Thank you for any help.
Best Answer
Let $f:A \to B$ be a function with domain $A$ and codomain $B$. This implies every element in $A$ is mapped to a single element in $B$.
Of course, there may be an element in $B$ that is mapped to more than once, and there may be an element in $B$ that is not mapped to at all. If the function is injective, then there are no elements in $B$ that are mapped to more than once, and if the function is surjective, then every element in $B$ is mapped to. If the function is bijective, then it is both injective and surjective. Note that the range $f(A)$ of $f$ is a subset of the codomain $B$ consisting of all elements in $B$ that are mapped to.

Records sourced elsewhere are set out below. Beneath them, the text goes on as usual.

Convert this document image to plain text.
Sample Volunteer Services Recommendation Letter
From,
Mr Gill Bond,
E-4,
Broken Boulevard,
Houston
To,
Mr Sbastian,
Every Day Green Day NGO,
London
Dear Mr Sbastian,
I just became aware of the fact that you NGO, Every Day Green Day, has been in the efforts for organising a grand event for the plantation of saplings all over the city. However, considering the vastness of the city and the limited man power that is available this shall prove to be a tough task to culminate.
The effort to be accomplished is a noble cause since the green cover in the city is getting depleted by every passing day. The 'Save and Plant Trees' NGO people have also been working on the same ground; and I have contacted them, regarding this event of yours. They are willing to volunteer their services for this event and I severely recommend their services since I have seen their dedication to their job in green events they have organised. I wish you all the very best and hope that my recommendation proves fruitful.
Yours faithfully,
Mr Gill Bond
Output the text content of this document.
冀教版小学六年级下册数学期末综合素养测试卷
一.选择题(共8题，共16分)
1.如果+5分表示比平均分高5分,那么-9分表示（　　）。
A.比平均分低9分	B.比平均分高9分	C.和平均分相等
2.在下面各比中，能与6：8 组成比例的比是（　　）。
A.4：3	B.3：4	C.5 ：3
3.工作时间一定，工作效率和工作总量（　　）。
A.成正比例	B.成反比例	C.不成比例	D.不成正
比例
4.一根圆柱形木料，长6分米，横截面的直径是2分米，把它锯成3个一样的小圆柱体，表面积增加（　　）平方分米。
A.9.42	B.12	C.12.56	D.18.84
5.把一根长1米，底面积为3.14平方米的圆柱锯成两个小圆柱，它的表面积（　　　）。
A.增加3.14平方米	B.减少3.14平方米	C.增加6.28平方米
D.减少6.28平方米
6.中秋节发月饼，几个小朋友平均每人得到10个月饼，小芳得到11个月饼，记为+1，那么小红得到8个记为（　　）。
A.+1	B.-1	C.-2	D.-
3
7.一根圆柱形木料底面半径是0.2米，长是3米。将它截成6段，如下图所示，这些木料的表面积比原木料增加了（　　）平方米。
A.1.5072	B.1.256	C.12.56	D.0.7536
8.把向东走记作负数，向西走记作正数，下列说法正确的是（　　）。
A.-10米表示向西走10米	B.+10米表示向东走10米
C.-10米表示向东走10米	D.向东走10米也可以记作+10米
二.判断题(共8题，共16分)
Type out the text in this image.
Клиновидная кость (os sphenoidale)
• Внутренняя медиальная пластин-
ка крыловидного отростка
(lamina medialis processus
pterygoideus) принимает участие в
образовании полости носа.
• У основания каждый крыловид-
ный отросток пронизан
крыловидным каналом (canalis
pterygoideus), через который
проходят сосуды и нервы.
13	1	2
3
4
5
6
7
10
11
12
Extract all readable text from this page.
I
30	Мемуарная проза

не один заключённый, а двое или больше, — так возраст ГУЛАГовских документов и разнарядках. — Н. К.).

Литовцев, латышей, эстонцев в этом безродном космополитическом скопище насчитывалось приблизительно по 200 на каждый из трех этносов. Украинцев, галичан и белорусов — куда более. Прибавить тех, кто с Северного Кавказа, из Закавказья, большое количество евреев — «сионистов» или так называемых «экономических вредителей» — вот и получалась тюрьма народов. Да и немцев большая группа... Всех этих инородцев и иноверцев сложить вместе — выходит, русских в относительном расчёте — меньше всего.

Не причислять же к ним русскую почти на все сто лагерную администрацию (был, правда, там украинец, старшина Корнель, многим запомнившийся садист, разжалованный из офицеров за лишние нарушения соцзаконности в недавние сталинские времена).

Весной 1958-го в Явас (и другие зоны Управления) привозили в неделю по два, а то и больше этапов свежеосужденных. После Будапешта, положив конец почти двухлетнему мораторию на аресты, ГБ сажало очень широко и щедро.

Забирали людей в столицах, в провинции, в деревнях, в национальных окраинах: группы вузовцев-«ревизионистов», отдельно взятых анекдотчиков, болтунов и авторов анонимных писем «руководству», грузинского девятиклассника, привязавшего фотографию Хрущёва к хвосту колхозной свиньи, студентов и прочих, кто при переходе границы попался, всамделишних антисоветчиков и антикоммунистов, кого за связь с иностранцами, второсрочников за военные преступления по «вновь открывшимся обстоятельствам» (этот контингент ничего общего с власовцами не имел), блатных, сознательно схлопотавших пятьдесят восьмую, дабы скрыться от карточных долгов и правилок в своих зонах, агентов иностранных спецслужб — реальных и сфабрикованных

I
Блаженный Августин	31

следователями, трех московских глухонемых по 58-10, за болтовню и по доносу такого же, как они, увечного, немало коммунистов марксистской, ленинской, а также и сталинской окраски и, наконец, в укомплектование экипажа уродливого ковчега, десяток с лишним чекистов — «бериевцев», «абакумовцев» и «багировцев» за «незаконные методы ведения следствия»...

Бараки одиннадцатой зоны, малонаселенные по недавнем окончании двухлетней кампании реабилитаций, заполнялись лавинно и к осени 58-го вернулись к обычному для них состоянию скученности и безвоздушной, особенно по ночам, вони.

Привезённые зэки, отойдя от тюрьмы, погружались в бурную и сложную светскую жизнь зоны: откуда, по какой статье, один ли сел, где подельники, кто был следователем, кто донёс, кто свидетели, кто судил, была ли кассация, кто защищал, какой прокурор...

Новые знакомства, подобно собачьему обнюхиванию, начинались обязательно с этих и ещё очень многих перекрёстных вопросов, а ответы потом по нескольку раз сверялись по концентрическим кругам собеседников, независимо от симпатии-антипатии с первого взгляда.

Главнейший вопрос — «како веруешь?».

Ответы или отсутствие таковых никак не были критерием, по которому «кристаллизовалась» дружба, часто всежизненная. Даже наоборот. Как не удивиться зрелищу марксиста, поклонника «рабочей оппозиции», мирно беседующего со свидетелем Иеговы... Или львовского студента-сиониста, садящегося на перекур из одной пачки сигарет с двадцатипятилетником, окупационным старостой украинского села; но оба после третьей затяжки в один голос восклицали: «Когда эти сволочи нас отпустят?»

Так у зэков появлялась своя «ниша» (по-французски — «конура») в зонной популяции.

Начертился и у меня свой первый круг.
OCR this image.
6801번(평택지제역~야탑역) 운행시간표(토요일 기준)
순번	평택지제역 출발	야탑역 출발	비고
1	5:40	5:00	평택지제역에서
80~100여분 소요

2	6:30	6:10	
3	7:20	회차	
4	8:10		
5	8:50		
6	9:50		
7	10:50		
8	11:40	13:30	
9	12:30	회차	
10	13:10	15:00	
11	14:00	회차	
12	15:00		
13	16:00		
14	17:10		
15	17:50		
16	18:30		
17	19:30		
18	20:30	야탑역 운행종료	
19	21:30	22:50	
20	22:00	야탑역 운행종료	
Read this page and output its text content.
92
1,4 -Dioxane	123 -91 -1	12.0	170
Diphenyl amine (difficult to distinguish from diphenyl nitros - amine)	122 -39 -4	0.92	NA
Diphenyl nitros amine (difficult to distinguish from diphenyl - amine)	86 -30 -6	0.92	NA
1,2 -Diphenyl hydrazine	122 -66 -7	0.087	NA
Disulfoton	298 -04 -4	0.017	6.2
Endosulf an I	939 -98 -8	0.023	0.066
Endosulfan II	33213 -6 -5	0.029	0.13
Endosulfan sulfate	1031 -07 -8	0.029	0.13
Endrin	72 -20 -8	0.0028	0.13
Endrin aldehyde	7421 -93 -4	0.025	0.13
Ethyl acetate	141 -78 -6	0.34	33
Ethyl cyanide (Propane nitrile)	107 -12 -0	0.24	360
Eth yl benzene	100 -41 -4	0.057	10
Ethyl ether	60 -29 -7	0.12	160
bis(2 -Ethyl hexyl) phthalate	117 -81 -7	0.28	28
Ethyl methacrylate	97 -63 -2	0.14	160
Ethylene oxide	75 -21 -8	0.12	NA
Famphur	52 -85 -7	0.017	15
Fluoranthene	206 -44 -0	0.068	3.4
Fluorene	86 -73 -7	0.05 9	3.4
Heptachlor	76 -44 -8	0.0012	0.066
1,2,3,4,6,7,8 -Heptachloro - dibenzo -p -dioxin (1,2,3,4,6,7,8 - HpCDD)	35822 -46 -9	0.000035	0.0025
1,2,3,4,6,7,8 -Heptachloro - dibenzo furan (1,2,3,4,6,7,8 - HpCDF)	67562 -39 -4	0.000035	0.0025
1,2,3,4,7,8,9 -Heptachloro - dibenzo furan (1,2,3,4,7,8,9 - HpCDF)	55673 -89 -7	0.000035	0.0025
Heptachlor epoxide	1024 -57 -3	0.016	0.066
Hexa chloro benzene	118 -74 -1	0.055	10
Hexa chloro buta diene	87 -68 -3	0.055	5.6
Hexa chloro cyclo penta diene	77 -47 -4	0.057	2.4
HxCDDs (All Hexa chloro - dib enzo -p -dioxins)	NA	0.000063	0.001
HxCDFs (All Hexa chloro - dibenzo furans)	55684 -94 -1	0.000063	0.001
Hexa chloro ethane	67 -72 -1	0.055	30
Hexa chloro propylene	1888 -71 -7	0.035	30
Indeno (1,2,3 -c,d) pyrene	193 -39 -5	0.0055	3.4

Now, the inverse function $f^{-1}: B \to A$ from the codomain $B$ of $f$ to the domain of $A$ of $f$ exists iff $f$ is bijective. Of course, this is because, under $f$, for every element in $B$, we can map backwards to a single element in $A$.
However, if $f$ is injective alone, then we can still define an "inverse" function $f^{-1}: f(A) \to A$ from the range $f(A)$ of $f$ to the domain $A$ of $f$. This is because, under $f$, for every element in the range $f(A)$, we can still map backwards to a single element in $A$, even if there are elements in $B$ that are not mapped to (because the range $f(A)$ only contains those elements in $B$ that are mapped to). But if $f$ is injective alone, then we cannot define an inverse from $B$ to $A$ because there may be an element in $B$ with nothing to map backwards to.
Typically, an inverse function is defined in terms of the domain/codomain of some other function and not the domain/range of said function, so your confusion is understandable.